Quoth "running round drunk as a skunk singing its raining men to agadoo" - thats the problem with kids in pubs!!!

On the way home after work sometimes I think “Ah, it’d be nice to pop down the pub for a nice pint” but we both work 5 days a week and we have Mia in the car from nursery and lots to do when we get home. I don’t have a stay-at-home wife who says “Everything’s done, babes, you go down the pub and have a nice pint”, nor would I want a wife like that, and it’d be a quiet pint on my own as I wouldn’t know anyone in the pub. I remember in my old local they were pulling my pint before I even got to the bar – that’s how quickly things have changed!
- I used to think that kids were the death of pubs but 5 or 10 years ago noticed a definite change in this trend – kids could be the lifeline of pubs. Couples do more things TOGETHER – and want to be able to take their children as well. If you ban children from pubs then you had just as well close them all down. The bloke who slopes off to the pub to get out of the house is becoming nothing more than a dinosaur. And I have to say screaming kids running round the pub is something you should expect if you must insist on going somewhere as chavvy as a hungry horse, try somewhere a bit more classy and the odds are the kids (and the locals) will be far better behaved.
- Pubs with TV and music are TOO BLOODY LOUD – its impossible to go out for a quiet drink.
- Pubs don’t have a mix of people from all generations in them any more – nowadays the clientele of any pub identify themselves with the rest of the clientele (the pub “brand”) so much so that they exclude anything different – the “scruffy but welcoming” pub is no more.
- More people are drinking wine. Pub wine is terrible. And terribly expensive. Drinking wine in a pub is a compromise.
- If the smoking ban is the death of pubs then so be it.
- The asbo generation aside, people expect a generally higher standard – they expect a nice environment, clean loos, good beer, reasonable pricing, and polite company. We have spent enough time abroad to know that this is a real possibility yet we come home and nicotine stained ceilings, dirty glasses, stinking bogs, and £10 for a round means staying home is an appealing option.

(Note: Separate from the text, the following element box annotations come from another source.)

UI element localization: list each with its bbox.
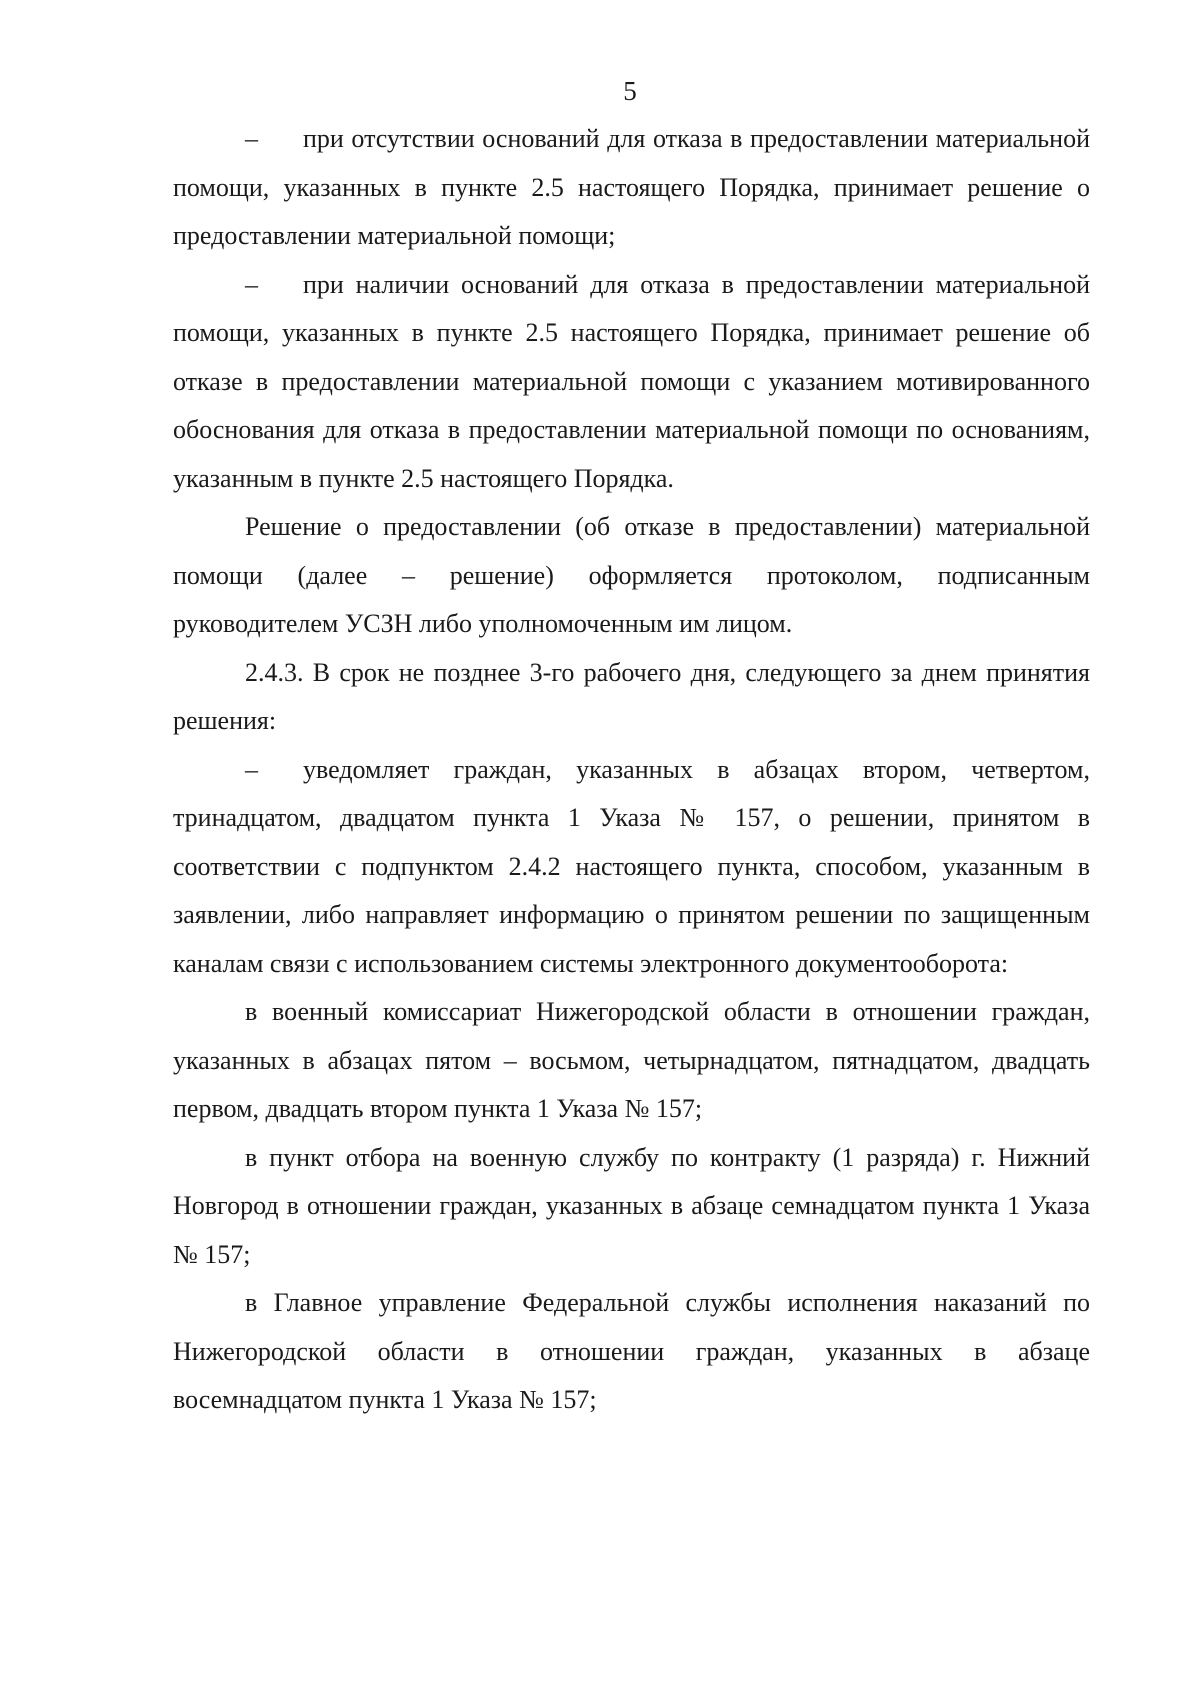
dash-marker: – [245,269,258,299]
paragraph-text: при отсутствии оснований для отказа в предоставлении материальной помощи, указанных в пункте 2.5 настоящего Порядка, принимает решение о предоставлении материальной помощи; [173,124,1090,250]
paragraph-dash-3 [173,746,1090,989]
document-body [173,115,1090,1425]
dash-marker: – [245,124,258,153]
paragraph-text: при наличии оснований для отказа в предоставлении материальной помощи, указанных в пункте 2.5 настоящего Порядка, принимает решение об отказе в предоставлении материальной помощи с указанием мотивированного обоснования для отказа в предоставлении материальной помощи по основаниям, указанным в пункте 2.5 настоящего Порядка. [173,269,1090,493]
paragraph-2-4-3: 2.4.3. В срок не позднее 3-го рабочего дня, следующего за днем принятия решения: [173,657,1090,735]
paragraph-military-commissariat: в военный комиссариат Нижегородской области в отношении граждан, указанных в абзацах пятом – восьмом, четырнадцатом, пятнадцатом, двадцать первом, двадцать втором пункта 1 Указа № 157; [173,997,1090,1123]
paragraph-decision: Решение о предоставлении (об отказе в предоставлении) материальной помощи (далее – решение) оформляется протоколом, подписанным руководителем УСЗН либо уполномоченным им лицом. [173,512,1090,638]
paragraph-selection-point: в пункт отбора на военную службу по контракту (1 разряда) г. Нижний Новгород в отношении граждан, указанных в абзаце семнадцатом пункта 1 Указа № 157; [173,1142,1090,1269]
dash-marker: – [245,754,258,784]
paragraph-dash-2 [173,261,1090,504]
paragraph-dash-1 [173,115,1090,261]
page-number: 5 [623,76,637,106]
paragraph-text: уведомляет граждан, указанных в абзацах втором, четвертом, тринадцатом, двадцатом пункта 1 Указа № 157, о решении, принятом в соответствии с подпунктом 2.4.2 настоящего пункта, способом, указанным в заявлении, либо направляет информацию о принятом решении по защищенным каналам связи с использованием системы электронного документооборота: [173,754,1090,978]
paragraph-fsin: в Главное управление Федеральной службы исполнения наказаний по Нижегородской области в отношении граждан, указанных в абзаце восемнадцатом пункта 1 Указа № 157; [173,1288,1090,1414]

- The supermarkets do offer cheap beer but I agree with the article that says that home offers cheap coffee yet why does Starbucks do so well? Pub beer is overpriced, supermarket beer is sold at less than cost price as part of their offering – maybe pubs should consider that with their food. Regardless, I think citing the cost of supermarket beer hides other factors such as absence of decent “get home” public transport and readily available taxi services, naked profiteering (and limit of choice) by those criminals the pubcos,
- I don’t buy this thing about “There are so many other things to do than go to the pub nowadays” – there always has been!